Charlie Brown is a kindly, good natured milquetoast; respectable but unnoticed, sort of just there, like furniture or a comfortable old shoe.  There’s nothing exciting about him or his everyday life, so the advent of a new neighbour shakes things up a little.  The introduction of a flame-haired siren into Charlie’s schoolroom turns his world upside down.  While the boy is beyond smitten, he cannot even raise the gumption to cross the street and return a purloined pink pencil belonging to his new inamorata.  Wishing to impress her, Charlie trains to become a master magician and a dancing king in his attempt to gain her attention, but all his efforts fall sadly short.  Will anything make the Little Red-Haired Girl notice him?

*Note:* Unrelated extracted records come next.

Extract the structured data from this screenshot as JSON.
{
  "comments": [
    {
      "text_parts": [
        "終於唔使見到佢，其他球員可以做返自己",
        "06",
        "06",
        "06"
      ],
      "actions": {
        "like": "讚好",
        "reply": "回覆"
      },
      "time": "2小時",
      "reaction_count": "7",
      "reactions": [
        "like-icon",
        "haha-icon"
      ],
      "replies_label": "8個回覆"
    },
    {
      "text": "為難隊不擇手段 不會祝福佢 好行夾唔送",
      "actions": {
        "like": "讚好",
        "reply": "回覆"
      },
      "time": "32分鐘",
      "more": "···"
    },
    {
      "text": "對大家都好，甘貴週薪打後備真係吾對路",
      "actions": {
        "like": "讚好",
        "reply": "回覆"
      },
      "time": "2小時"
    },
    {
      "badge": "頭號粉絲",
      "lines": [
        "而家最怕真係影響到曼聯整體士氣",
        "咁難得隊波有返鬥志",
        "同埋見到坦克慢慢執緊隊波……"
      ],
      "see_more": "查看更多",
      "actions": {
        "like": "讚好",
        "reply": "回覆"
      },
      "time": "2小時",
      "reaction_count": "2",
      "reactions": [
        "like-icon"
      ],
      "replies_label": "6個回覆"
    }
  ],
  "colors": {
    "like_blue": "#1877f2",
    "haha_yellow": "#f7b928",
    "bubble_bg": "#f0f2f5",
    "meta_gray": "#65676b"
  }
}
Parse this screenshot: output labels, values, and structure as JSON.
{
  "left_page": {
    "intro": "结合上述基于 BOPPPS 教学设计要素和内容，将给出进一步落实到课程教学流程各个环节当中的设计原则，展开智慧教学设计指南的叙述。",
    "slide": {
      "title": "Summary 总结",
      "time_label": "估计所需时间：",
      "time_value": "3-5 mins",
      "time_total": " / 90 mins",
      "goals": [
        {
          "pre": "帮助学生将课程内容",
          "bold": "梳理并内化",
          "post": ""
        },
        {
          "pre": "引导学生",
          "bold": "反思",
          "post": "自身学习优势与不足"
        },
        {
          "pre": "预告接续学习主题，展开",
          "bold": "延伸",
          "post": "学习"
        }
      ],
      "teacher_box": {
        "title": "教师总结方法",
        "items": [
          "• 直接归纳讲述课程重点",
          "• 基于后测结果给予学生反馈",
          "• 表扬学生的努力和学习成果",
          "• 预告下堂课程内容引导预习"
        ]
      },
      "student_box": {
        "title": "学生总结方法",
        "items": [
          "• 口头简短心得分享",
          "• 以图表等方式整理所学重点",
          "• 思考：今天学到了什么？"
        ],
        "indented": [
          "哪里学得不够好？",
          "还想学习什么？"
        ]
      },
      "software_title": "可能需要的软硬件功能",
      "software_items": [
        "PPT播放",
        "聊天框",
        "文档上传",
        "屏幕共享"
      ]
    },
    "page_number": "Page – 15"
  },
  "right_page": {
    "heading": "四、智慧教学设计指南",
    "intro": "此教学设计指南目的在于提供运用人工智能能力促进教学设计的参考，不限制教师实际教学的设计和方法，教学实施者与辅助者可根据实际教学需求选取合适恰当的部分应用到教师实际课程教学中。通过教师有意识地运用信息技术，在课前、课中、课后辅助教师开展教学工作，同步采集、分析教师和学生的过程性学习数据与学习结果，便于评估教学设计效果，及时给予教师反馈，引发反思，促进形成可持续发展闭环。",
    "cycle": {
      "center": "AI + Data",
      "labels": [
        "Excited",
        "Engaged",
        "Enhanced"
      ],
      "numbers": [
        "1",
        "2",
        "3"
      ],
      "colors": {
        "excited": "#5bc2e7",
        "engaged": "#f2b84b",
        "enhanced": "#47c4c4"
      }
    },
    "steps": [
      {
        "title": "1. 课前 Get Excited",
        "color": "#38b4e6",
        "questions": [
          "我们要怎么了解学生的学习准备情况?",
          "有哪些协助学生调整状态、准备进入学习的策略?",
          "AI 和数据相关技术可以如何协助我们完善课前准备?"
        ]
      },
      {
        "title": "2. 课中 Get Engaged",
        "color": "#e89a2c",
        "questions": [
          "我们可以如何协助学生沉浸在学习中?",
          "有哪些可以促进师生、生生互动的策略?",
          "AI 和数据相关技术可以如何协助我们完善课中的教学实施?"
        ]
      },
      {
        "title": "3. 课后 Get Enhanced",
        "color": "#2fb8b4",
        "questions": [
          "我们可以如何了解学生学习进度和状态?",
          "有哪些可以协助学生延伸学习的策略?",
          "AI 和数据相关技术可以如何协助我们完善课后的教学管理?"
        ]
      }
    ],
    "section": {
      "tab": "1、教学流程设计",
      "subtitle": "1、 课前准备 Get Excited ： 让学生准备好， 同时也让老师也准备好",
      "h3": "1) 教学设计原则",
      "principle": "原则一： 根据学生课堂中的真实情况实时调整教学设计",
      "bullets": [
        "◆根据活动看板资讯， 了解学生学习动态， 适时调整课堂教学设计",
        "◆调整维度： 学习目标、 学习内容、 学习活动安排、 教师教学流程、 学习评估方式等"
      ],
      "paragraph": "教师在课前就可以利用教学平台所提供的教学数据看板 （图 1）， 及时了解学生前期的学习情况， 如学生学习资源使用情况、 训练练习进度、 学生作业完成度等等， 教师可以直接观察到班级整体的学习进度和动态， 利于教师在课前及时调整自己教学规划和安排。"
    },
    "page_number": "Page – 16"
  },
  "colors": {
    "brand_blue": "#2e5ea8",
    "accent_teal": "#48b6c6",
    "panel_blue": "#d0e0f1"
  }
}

Everyone either knows or is a Charlie Brown.  That one person who tries as hard as he or she can, but never quite has things turn out the way they plan.  The follicularly-challenged kid with the big round head and graphically dramatic yellow shirt has been the first Everyman for children all over the world.  We have shaken our heads after generations of watching him continue to fall for Lucy’s sadistic football-kicking ploy.  Wondered if there wasn’t something creepily supernatural about the kite-eating tree, and considered at what velocity a baseball has to be hit in order to actually knock the clothes off a pitcher on a mound?  Who, after reading or watching Peanuts, didn’t wish they had a beagle, particularly one as excellent as Snoopy, who had an inner life and outer swagger more vibrant and exciting than Charlie Brown could ever dream of.  The canine’s imaginary (?!) adventures as the World War I Flying Ace against his nemesis, The Red Baron, could be a movie of their own.  In fact, I found myself more on the edge of my seat for Snoopy and his fine feathered pal, Woodstock’s airborne thrills in this movie than all the action in the new James Bond film, Spectre.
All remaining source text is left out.